Ledakan AI Fintech di Indonesia bukan sekadar hype. Ini adalah tsunami yang mengubah lanskap keuangan kita. Internet yang merata, populasi unbanked yang menganga, ditambah regulasi awal yang 'permisif' — semua jadi resep sempurna bagi investasi gila-gilaan. Sekarang, AI tak hanya jadi bumbu, tapi bahan utama di e-wallet, pinjaman P2P, sampai insurtech.

Janji utamanya? Inklusi keuangan. AI seharusnya jadi jembatan bagi jutaan UMKM dan individu yang selama ini tak tersentuh bank konvensional. Algoritma canggih menganalisis data real-time, menciptakan skor kredit yang lebih akurat, mendeteksi penipuan, dan menyesuaikan produk. Kedengarannya bagus di atas kertas, kan? Tapi, mari kita jujur: apakah pertumbuhan ini benar-benar berkelanjutan dan adil bagi semua?
Sisi Gelap Algoritma
Di balik janji manis efisiensi dan personalisasi, ada risiko menganga. Yang paling jelas: keamanan data. Perusahaan fintech mengelola gunung data sensitif. Satu kebocoran saja bisa jadi bencana. Tapi itu baru permulaan.
"Bias dalam algoritma berpotensi melanggengkan diskriminasi dan eksklusi kelompok rentan."

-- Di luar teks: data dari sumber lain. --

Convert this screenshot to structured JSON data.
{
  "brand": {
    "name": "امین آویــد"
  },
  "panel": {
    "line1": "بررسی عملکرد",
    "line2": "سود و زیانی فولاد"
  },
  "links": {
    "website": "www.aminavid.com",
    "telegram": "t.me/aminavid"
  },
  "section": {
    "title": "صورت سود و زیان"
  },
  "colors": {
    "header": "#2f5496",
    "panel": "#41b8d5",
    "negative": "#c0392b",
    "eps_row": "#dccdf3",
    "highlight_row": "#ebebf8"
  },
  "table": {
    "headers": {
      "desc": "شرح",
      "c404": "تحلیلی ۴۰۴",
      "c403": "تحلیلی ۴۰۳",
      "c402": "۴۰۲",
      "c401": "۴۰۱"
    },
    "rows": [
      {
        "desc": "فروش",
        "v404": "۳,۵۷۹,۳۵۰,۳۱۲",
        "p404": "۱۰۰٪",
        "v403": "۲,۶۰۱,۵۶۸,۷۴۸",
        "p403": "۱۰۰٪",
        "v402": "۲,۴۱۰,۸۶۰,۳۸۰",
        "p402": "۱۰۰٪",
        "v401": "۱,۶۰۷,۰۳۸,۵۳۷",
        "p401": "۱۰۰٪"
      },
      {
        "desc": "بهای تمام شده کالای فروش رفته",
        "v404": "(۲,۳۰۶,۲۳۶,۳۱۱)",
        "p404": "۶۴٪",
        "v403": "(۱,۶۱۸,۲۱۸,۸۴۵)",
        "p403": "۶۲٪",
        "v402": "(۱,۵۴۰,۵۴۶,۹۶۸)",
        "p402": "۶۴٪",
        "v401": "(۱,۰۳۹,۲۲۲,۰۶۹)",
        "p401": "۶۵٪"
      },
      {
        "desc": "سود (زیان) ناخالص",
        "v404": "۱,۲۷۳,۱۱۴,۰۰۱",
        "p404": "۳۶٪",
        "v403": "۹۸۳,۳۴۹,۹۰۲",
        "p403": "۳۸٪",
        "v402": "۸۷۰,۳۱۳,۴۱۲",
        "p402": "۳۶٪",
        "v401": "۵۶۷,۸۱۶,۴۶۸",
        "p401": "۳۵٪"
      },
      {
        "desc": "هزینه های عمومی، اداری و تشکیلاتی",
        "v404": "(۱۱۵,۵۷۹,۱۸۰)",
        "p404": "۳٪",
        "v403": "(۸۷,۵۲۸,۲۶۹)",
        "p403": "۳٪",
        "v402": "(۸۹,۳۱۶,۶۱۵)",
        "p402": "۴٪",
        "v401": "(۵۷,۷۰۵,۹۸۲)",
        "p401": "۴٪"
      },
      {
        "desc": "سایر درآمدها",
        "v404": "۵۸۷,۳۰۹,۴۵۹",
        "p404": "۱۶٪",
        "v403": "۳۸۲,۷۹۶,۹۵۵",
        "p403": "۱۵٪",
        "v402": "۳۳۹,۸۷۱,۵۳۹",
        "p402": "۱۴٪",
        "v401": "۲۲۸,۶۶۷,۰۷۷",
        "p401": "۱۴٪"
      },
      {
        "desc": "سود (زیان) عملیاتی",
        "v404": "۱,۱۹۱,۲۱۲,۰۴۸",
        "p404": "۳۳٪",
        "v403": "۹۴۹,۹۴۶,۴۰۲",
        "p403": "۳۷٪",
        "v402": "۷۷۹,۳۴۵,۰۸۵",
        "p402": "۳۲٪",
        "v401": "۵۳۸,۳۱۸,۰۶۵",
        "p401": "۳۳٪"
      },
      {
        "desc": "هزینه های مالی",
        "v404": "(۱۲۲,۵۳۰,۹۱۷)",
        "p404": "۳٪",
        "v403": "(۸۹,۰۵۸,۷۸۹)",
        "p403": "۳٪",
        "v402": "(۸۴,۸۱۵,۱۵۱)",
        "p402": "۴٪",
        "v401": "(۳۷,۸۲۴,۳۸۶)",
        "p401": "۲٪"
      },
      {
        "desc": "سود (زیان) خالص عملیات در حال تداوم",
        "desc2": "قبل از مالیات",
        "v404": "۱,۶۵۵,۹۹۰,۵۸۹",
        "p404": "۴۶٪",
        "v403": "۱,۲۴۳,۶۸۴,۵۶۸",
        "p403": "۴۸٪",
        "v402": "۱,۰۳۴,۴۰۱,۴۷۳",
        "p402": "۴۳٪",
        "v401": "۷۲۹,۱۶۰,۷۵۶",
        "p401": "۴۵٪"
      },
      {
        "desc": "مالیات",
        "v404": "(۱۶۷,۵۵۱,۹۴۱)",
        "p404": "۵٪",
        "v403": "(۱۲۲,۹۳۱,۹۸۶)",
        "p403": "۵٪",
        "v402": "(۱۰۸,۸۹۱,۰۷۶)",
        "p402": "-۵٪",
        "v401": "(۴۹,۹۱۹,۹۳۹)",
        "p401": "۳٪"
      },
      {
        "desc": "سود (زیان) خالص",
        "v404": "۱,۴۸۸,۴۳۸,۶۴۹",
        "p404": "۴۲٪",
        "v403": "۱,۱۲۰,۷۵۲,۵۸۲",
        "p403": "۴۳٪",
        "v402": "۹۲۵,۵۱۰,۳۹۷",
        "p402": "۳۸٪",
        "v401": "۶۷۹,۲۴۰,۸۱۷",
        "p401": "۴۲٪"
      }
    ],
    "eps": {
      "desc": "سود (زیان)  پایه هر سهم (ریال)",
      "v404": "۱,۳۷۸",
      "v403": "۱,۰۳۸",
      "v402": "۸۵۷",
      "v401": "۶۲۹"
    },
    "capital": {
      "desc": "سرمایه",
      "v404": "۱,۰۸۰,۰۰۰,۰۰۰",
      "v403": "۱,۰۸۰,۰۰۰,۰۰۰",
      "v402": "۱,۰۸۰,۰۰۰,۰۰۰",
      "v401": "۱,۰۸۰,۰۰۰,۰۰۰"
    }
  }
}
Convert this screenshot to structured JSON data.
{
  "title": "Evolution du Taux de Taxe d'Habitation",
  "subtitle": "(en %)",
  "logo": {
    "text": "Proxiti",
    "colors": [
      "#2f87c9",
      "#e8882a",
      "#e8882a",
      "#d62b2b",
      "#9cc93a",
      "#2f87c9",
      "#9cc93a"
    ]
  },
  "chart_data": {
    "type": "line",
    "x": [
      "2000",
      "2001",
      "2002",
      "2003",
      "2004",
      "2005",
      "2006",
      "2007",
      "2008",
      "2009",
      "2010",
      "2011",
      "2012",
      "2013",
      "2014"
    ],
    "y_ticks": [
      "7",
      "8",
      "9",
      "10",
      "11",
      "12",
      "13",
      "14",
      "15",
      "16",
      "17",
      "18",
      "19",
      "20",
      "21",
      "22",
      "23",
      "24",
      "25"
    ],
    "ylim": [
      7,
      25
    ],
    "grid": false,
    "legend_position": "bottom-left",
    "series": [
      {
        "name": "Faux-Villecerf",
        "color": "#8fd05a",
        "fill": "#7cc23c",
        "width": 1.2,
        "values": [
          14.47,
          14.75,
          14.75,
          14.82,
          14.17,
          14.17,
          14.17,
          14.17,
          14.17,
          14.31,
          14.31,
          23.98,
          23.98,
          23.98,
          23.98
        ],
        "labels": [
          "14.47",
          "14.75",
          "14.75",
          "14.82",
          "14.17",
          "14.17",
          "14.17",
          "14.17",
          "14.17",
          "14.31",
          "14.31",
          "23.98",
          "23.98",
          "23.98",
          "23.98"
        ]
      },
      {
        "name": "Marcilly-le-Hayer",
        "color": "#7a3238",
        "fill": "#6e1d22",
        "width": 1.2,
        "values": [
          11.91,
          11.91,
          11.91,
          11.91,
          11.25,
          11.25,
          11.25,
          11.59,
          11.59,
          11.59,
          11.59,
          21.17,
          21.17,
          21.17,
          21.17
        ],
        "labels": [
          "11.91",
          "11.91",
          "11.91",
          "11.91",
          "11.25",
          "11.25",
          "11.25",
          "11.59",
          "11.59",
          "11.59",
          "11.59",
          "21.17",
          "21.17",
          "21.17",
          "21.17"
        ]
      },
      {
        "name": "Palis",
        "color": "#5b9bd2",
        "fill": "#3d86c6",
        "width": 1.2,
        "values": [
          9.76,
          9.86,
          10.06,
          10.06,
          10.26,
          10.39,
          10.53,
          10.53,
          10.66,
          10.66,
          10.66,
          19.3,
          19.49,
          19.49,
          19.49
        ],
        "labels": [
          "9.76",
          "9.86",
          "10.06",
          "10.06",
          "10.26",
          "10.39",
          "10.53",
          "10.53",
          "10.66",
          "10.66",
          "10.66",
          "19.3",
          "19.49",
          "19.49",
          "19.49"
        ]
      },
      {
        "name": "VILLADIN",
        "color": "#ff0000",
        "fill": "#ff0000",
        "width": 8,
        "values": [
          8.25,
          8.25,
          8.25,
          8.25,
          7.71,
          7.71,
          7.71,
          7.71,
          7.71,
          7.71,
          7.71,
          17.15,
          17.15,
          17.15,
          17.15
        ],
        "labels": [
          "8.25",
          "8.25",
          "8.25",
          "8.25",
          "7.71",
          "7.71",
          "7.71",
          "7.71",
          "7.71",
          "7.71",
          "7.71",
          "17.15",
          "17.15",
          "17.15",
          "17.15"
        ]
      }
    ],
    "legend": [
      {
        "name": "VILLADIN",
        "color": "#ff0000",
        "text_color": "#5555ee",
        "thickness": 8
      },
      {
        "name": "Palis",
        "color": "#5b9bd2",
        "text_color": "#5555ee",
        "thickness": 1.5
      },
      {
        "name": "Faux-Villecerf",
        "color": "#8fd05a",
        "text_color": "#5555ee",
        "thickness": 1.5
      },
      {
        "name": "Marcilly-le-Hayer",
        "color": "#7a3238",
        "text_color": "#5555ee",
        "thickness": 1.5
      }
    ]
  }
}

Ini bukan teori konspirasi. Algoritma AI belajar dari data historis. Jika data historis itu sendiri sudah mengandung bias sosial, maka AI akan memperparahnya. Bayangkan: skor kredit yang justru makin menyulitkan petani di pedesaan karena data historis mereka minim, atau UMKM perempuan yang dianggap 'lebih berisiko' tanpa alasan jelas. AI, alih-alih menjembatani kesenjangan, malah bisa memperlebar jurang ketidaksetaraan.
Regulasi kita, seperti UU PDP, memang sudah ada. Tapi implementasinya harus super ketat. OJK juga harus lebih proaktif mengawasi model algoritma yang digunakan. Jangan sampai fintech hanya mengejar keuntungan dengan mengorbankan keadilan.
PP TUNAS dan Perlindungan Data Anak
Bicara soal regulasi, ada satu lagi yang patut diperhatikan: PP TUNAS. Peraturan Pemerintah tentang pembatasan media sosial untuk anak ini akan berlaku penuh Maret 2026. Menkomdigi Meutya Hafid sudah mewanti-wanti platform digital. Ini bukan hanya soal anak-anak melihat konten tidak pantas. Ini soal data anak-anak yang terekam. Mereka adalah target empuk bagi personalisasi iklan, bahkan mungkin penawaran produk keuangan di masa depan.

Perusahaan fintech, terutama yang berpotensi menyentuh segmen keluarga, harus mulai memikirkan ini. Bagaimana data anak-anak yang mungkin terlibat dalam transaksi keluarga di platform e-wallet atau pembayaran digital akan dilindungi? Batasan usia di media sosial mungkin tampak jauh dari fintech, tapi pada dasarnya, ini adalah bagian dari lanskap perlindungan data yang lebih luas. Jika kita tidak serius melindungi data anak-anak di media sosial, bagaimana kita bisa yakin data mereka aman di aplikasi keuangan?
Yang Harus Kita Lakukan
Indonesia perlu keseimbangan. Kita butuh inovasi AI di fintech untuk mendorong inklusi, tapi juga butuh perangkat perlindungan yang kuat. Ini bukan pilihan 'salah satu'. Ini 'keduanya' secara bersamaan. Pemerintah, regulator, startup fintech, dan bahkan konsumen — kita semua punya peran. Jangan biarkan janji manis berubah jadi realitas pahit hanya karena kita abai pada risiko yang mengintai.